Dr. McDonald described forgiveness to me in a way that changed my life. Because you know, you can be told to do something, but you don’t know how to do it. He said there are two parts of forgiveness. The first is a crisis of decision. It’s basically, Lord you have forgiven me of so much in my life, every day in my life. I need to let this go. I need to forgive like you forgive. I need to lay this at the cross.

He said to release the one who hurt you from the obligation that occurred when you were hurt. You just lay it at the cross. There is only one way out of that dark hall  and it’s through forgiveness. And then there’s the process of living it out.

You say, Lord, now I’ve failed you. I gave this to You. I’ve let it go. Take this from me and help me to show forth love. Help me to forgive like You. It’s that process of going to the cross. As you do, you are reminded of what you are forgiven of.

Forgiveness is not picking through the circumstances. It’s not keeping that one hurt in your back pocket. It’s being able to say, Lord I want to be like You. Create in me a clean heart. Renew a right spirit in me.

I’ve learned that when you do that, the joy and blessings start to flow back into your home. This would even show up in my ability to smile. It seems so small, but relationships are built on joy. You love that person who delights in you, who smiles at you, who has that joy for you. That’s lost if there’s a root of unforgiveness in your life.

And once you just go to the cross and start the process, God allows that joy to start coming back into you. It was almost like God looked at me and said, “Now you get it. Now you understand. Now you are going to partner with Me. You are going to leave him to Me. And you are going to get your part right.”

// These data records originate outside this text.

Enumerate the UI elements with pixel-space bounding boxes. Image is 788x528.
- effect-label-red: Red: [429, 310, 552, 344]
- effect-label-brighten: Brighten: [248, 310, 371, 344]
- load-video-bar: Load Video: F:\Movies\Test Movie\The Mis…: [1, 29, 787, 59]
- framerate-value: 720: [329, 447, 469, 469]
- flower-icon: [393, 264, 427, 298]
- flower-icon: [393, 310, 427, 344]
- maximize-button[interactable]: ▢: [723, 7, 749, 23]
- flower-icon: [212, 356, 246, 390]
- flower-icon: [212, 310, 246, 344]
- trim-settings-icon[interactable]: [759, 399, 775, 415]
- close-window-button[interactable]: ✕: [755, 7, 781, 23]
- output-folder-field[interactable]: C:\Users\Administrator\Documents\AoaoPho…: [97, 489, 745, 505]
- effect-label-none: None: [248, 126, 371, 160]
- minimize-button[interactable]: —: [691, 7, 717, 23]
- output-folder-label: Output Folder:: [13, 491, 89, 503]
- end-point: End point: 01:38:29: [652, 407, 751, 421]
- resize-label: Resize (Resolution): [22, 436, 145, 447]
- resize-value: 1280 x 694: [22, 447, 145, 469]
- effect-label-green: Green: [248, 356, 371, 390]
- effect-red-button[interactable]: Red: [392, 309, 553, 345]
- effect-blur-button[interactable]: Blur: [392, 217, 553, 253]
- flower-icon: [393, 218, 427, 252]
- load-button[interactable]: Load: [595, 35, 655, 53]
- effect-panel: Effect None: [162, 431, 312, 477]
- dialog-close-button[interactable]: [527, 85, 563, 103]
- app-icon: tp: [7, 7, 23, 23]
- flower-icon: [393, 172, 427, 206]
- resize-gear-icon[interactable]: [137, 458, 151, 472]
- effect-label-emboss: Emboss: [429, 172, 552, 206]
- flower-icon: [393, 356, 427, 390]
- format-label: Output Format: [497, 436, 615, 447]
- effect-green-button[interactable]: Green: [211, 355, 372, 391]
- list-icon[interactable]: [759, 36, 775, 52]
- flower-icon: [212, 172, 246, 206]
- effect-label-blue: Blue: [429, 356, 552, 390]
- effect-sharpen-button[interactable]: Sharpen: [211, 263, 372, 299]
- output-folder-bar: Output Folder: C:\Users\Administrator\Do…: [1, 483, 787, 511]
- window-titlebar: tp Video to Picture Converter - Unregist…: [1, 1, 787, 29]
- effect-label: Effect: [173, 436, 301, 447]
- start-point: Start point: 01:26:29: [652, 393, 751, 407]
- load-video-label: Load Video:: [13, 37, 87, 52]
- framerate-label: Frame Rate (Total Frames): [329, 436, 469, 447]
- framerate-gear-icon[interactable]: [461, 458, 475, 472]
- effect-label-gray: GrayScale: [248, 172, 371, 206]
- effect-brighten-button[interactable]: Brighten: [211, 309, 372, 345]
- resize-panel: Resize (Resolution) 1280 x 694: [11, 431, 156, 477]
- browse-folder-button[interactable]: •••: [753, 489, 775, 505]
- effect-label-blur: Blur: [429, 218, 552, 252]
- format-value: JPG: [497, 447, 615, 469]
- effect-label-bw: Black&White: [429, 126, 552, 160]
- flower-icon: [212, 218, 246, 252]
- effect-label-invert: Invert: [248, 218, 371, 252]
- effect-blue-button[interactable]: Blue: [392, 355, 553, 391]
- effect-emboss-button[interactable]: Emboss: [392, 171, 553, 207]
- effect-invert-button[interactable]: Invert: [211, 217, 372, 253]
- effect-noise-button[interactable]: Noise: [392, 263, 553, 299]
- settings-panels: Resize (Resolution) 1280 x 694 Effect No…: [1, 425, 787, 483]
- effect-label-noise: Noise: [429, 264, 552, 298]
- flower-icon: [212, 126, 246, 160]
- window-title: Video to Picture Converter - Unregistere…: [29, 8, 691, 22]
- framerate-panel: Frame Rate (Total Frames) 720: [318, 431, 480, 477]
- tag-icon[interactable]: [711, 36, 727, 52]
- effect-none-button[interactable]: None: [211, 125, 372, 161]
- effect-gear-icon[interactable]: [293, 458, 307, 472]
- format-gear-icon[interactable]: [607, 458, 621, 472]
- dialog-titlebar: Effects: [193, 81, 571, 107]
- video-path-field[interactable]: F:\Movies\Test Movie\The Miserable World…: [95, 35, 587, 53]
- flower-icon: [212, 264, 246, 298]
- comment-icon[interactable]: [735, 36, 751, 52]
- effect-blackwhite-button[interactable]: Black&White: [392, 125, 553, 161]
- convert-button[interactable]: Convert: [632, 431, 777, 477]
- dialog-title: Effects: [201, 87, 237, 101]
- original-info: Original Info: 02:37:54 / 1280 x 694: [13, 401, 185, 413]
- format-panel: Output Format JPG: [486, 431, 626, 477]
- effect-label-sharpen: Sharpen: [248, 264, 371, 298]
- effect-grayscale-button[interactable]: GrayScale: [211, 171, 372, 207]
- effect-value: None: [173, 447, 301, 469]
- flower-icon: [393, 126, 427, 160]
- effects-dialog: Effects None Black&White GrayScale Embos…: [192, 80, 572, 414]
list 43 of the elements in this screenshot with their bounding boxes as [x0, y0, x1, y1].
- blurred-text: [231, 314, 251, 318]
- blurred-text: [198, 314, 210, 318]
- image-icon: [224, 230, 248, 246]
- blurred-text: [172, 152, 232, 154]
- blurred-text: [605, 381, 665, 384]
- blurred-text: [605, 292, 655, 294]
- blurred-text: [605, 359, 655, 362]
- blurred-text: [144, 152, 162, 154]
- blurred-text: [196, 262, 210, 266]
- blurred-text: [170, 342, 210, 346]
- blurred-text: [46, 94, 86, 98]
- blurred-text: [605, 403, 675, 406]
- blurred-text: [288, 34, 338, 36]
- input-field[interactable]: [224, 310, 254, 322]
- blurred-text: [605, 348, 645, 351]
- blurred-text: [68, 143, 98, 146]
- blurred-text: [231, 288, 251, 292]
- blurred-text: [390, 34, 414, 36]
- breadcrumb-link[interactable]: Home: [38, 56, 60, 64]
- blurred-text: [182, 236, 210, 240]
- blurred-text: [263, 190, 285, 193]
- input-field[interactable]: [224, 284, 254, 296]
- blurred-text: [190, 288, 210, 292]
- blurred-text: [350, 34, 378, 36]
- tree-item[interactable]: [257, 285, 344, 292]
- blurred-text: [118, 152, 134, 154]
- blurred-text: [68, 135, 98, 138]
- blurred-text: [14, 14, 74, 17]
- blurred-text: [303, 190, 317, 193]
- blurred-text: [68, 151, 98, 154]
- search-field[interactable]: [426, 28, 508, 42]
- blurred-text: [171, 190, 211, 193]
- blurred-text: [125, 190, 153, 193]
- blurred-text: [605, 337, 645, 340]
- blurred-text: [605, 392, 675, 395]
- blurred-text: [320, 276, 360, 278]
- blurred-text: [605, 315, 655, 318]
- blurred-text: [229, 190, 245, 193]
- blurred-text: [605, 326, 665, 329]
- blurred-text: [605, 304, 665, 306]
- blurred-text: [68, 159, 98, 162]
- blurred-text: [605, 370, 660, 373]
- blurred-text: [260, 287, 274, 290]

If you have Christ, He will give you the ability to forgive. You just have to humble yourself and let that pride go and say, Lord, when I can’t do it for him, God, I can do it for You. And You will produce that feeling of love again. 

Kirk: It’s very powerful for the person who is on the receiving end of that kind of forgiveness. Chelsea was able to forgive me for things that I could not fix or go back in time and change. Because of choices I had made that had broken her heart or shattered some trust. I had burned some bridges and I so badly wanted that to be behind us so that we could move forward. I did not want to be defined by decisions of my past.

When she was able to forgive me, it took a huge weight off of my shoulders and allowed me to move forward, knowing that our best days were going to be ahead of us.

I looked at Chelsea and thought, Wow!  God is at work in her heart and I have married way up, and I want to be the man that God calls me to be.

The first step toward a healthy marriage is having our hearts right with God—to be born again. We need to be in a right relationship with God. If you don’t have a supernatural transformation of the heart, it’s all going to be useless because you’re going to run out of steam and it’s not going to happen. It starts with the heart on the inside.

It comes down to one thing: the cross. That’s the secret weapon to defeating the sin in your marriage, or in your life, and defending your relationship. It’s the cross—having an attitude of humility and repentance and saying, God, I have sinned against you. Would you please forgive me? You died to pay the price for my sin because I couldn’t pay that big of a price. I deserve hell and you’re offering me forgiveness. You’re offering me eternal life.

When you go to the cross, you see a picture of all the love that you need to show to your spouse. You receive power to do it when it feels impossible.

How do you love your wife when she is just so cold and bitter and removed and how do you love her when you feel nothing? Or how do you love your husband when he’s hurt you, when he’s broken your trust, shattered your heart?

You do it the same way Christ loved you when you were unlovable and not worthy of His love. 

Chelsea: At the end of time I want my kids to say, “My mom was the most joyful woman I ever knew. No matter what happened, she always loved my dad. She was committed.” And mostly I want them to say, “My mom loved Jesus Christ above everything else in life.”

I’m not going to have the joy, I’m not going to love Kirk through thick and thin, if I don’t love Jesus Christ with all of my heart, because that’s where it all comes from. That’s where it all starts.